AI Could Transform the Science of Counting Crowds By Jeremy Hsu Posted 24 Jan 2017 | 19:09 GMT
The Trump administration’s controversial attempt to declare its recent presidential inauguration as having “the largest audience to witness an inauguration, period,” has inadvertently highlighted the fact that counting crowds remains a painstaking and inexact science. But the rise of artificial intelligence could soon spare crowd scientists the task of manually counting heads.
An early glimpse of how artificial intelligence (AI) could help count crowds appeared in 2013. University of Central Florida researchers showed how computer software based on machine learning can swiftly provide automated headcount estimates for crowds numbering in the hundreds of thousands. Such AI tools still have room for improvement in terms of achieving accurate headcounts based on images. But the software needed just half an hour to accomplish what would have taken researchers a week to do manually.
“For accuracy [in counting large groups], we can get within plus or minus 30 percent error compared to the ground truth count obtained by human annotators, mainly undergraduates. But we’re not sure it’s better than professional counters,” says Mubarak Shah, computer science professor and director of the Center for Research in Computer Vision at the University of Central Florida. “But for efficiency, it’s impossible for humans to do this so quickly.” (Shah also notes that the computer software's count is more "objective" as it does not contain human biases.)
Crowd counts for politically-charged events such as protests or presidential inaugurations can sometimes spark controversy. Recent examples include Trump’s presidential inauguration and the next day’s Women’s March in Washington, D.C., that coincided with related women’s marches in many cities and towns across the globe. (In case you were wondering, the Trump administration’s claims do not hold up based on the available measures.) Similarly, the automated crowd counting software got its own start by looking at protests involving thousands of people calling for the Catalonia province to be independent of Spain.
Of course, crowd scientists don’t usually spend a week painstakingly counting every single head in photographs of huge crowds. Instead, they typically count the number of people in certain parts of images where they know the size of the area, and then extrapolate from there to come up with total crowd count estimates across a larger area.
Today’s computer software based on machine learning can count all the heads in a crowd very quickly, but computer vision technology yields its own inaccuracies. To improve its accuracy, the University of Central Florida software subdivides a given crowd image into smaller patches for counting heads. The individual patch counts can then be averaged together based on assumptions about crowd density to smooth out some of the inaccuracies of the individual patch counts.

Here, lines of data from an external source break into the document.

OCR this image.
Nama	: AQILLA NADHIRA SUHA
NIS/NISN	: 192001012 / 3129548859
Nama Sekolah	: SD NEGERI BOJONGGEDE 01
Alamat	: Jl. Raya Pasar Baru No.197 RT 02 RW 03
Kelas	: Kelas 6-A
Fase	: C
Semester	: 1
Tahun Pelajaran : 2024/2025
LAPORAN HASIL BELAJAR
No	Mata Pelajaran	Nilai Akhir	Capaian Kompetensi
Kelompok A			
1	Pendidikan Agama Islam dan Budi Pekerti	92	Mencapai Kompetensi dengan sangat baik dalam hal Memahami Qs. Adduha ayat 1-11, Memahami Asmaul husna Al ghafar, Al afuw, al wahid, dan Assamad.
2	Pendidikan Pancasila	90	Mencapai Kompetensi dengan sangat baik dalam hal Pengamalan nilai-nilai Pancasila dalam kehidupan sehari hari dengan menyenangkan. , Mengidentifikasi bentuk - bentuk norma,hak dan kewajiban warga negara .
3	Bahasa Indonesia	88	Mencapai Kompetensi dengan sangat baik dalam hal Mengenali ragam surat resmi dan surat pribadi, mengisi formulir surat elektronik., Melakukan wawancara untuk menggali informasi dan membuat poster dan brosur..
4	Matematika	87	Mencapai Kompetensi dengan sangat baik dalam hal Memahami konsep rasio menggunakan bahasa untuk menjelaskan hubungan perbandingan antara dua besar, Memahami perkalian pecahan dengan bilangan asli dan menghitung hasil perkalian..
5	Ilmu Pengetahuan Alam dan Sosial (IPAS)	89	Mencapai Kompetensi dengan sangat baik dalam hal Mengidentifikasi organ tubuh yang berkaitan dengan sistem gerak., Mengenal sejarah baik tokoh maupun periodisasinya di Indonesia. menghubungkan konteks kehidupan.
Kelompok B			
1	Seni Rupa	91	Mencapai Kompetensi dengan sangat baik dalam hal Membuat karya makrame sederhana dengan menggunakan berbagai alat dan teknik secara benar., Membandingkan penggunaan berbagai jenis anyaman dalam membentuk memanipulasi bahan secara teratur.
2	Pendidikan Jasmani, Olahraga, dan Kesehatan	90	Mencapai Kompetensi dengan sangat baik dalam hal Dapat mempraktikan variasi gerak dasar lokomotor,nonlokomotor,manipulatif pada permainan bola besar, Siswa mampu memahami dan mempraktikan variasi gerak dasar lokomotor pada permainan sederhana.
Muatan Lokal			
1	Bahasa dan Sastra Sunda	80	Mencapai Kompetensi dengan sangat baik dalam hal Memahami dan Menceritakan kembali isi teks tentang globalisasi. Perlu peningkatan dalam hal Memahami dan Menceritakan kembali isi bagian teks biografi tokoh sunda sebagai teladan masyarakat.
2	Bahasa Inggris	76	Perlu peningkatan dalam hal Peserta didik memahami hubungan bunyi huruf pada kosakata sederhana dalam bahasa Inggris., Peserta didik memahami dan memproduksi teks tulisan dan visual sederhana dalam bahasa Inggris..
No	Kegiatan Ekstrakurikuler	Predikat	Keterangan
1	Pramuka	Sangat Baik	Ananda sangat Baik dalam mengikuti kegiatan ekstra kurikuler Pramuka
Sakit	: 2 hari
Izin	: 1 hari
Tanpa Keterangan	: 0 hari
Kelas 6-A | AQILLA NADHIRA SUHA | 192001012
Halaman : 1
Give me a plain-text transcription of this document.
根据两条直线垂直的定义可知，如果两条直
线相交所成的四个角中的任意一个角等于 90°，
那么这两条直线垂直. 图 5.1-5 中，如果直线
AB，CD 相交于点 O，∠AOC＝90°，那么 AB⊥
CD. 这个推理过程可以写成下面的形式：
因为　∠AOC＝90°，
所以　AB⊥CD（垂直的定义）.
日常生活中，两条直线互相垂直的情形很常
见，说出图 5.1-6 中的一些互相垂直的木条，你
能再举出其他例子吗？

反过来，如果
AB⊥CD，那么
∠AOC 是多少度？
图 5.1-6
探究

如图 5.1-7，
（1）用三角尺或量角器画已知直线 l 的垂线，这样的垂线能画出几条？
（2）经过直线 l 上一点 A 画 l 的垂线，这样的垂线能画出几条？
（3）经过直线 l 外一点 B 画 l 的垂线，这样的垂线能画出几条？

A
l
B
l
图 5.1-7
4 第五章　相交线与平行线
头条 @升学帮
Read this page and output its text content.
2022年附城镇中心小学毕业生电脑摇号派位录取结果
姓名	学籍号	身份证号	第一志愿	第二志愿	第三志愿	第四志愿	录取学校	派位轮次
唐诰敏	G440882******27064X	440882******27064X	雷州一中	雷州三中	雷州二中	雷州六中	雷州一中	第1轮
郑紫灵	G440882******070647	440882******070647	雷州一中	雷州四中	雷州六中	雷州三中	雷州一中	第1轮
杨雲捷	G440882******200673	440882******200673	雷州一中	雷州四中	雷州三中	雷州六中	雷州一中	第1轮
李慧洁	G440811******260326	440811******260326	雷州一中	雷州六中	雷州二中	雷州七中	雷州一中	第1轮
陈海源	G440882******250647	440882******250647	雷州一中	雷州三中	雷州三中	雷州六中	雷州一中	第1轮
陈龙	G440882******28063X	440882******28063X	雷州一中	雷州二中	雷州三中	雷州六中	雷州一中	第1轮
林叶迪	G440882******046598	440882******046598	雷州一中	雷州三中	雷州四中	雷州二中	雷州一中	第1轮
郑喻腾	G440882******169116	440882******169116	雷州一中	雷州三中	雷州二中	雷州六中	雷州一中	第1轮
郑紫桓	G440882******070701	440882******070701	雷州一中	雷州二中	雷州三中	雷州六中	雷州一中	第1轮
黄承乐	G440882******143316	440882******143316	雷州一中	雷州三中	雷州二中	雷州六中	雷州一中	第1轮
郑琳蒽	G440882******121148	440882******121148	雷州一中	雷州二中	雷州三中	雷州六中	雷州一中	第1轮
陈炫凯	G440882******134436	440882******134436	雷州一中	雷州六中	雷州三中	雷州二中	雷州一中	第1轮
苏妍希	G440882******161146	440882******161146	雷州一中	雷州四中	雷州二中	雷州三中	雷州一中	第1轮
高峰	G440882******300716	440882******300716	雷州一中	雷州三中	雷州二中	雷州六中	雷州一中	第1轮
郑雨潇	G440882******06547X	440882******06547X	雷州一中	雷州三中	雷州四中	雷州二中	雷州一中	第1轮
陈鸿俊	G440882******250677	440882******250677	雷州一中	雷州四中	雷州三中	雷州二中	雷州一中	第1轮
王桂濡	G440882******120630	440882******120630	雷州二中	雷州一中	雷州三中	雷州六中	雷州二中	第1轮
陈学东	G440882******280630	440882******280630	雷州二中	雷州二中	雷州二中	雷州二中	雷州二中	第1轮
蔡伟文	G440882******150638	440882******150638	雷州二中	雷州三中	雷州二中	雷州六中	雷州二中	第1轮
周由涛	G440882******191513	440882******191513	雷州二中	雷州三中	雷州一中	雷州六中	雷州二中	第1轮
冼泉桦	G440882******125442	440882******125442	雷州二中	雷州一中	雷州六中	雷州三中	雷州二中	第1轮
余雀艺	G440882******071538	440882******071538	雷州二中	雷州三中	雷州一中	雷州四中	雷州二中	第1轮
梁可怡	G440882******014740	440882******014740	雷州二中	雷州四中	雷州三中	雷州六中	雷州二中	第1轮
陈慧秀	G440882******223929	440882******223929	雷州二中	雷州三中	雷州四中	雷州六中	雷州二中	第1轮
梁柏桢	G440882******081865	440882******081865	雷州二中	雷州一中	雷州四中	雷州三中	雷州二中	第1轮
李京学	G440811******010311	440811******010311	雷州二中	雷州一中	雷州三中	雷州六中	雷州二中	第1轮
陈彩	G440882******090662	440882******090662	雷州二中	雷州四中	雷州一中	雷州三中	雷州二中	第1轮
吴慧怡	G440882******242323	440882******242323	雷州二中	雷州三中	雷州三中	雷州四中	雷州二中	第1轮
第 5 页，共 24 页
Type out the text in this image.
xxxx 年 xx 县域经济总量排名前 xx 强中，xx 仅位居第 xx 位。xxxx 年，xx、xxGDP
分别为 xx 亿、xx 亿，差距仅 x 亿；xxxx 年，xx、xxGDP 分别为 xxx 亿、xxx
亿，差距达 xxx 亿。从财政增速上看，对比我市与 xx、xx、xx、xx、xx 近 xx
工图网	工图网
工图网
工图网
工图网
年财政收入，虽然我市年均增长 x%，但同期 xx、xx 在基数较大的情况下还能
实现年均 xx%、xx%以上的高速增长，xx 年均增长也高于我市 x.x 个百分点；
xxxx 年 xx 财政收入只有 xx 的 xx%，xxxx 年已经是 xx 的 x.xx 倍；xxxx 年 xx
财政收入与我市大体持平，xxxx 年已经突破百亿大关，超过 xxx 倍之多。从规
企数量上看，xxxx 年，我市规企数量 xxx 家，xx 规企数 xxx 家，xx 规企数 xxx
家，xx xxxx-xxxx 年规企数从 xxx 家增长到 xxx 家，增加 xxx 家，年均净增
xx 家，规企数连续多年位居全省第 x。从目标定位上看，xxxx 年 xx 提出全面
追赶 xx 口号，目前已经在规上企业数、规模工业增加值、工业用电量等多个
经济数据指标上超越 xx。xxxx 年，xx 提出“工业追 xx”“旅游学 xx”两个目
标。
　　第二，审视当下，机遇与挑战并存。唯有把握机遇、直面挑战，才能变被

The sheer efficiency of this software has already proven useful enough for some real-world applications. Saudi Arabian officials have already licensed the software to count the throngs of Hajj pilgrims who visit Islam’s holy sites at Mecca every year. The country of Qatar is also funding Shah’s team to improve the computer software for use in counting crowds that might attend the 2022 World Cup event in Doha.
Newer AI methods such as deep learning could soon boost the accuracy of computer vision. The University of Central Florida team has already switched over to deep learning AI that takes advantage of neural networks—software that automatically learns by filtering relevant data through many layers of processing. The researchers have not yet publicly released benchmarks comparing the new deep learning approach with their older software, but they have a research paper in the works. “We expect that deep learning will be much, much better,” Shah says.
But even deep learning AI will face the same challenges that human crowd scientists face today, Shah explains. For counting crowds, the ideal image would be taken from above by drone, aircraft or satellite—a special challenge for counting the crowds that attended Inauguration Day and the Women’s March because of D.C.’s airspace restrictions and lack of suitable satellite imagery. Images taken from an oblique angle present greater crowd-counting challenges for computers because they need to account for perspective and scale (people who are closer will be slightly larger).
Low-resolution images can also present a challenge because the computer software must identify relevant features based on fewer pixels per person. But by training on many different crowd images, deep learning AI can improve its overall accuracy in counting heads even in low-resolution images.
Perhaps the biggest challenge for the deep learning approach to automated crowd counting is the need for lots and lots of training data. Ideally, Shah’s team wants many different images of the same crowd events so they can train their deep learning software to recognize and count humans in a wide variety of circumstances.
But even training is not as simple as just feeding online images of crowd events into the software. To learn how to accurately identify humans in a crowd image, the AI needs images that already have accurate annotations showing the individual people within the crowd and the overall headcount. That means researchers still need to manually perform headcounts of certain images to provide training datasets for their software.
The University of Central Florida team plans to use online crowdsourcing services such as Amazon’s Mechanical Turk to help manually create such training datasets. If they succeed in training computer vision to become more accurate, automated crowd counting could become viable in many more scenarios ranging from shopping malls to concerts. And given a U.S. president who loves to talk about huge crowds, crowd counting is likely to remain politically relevant for the foreseeable future.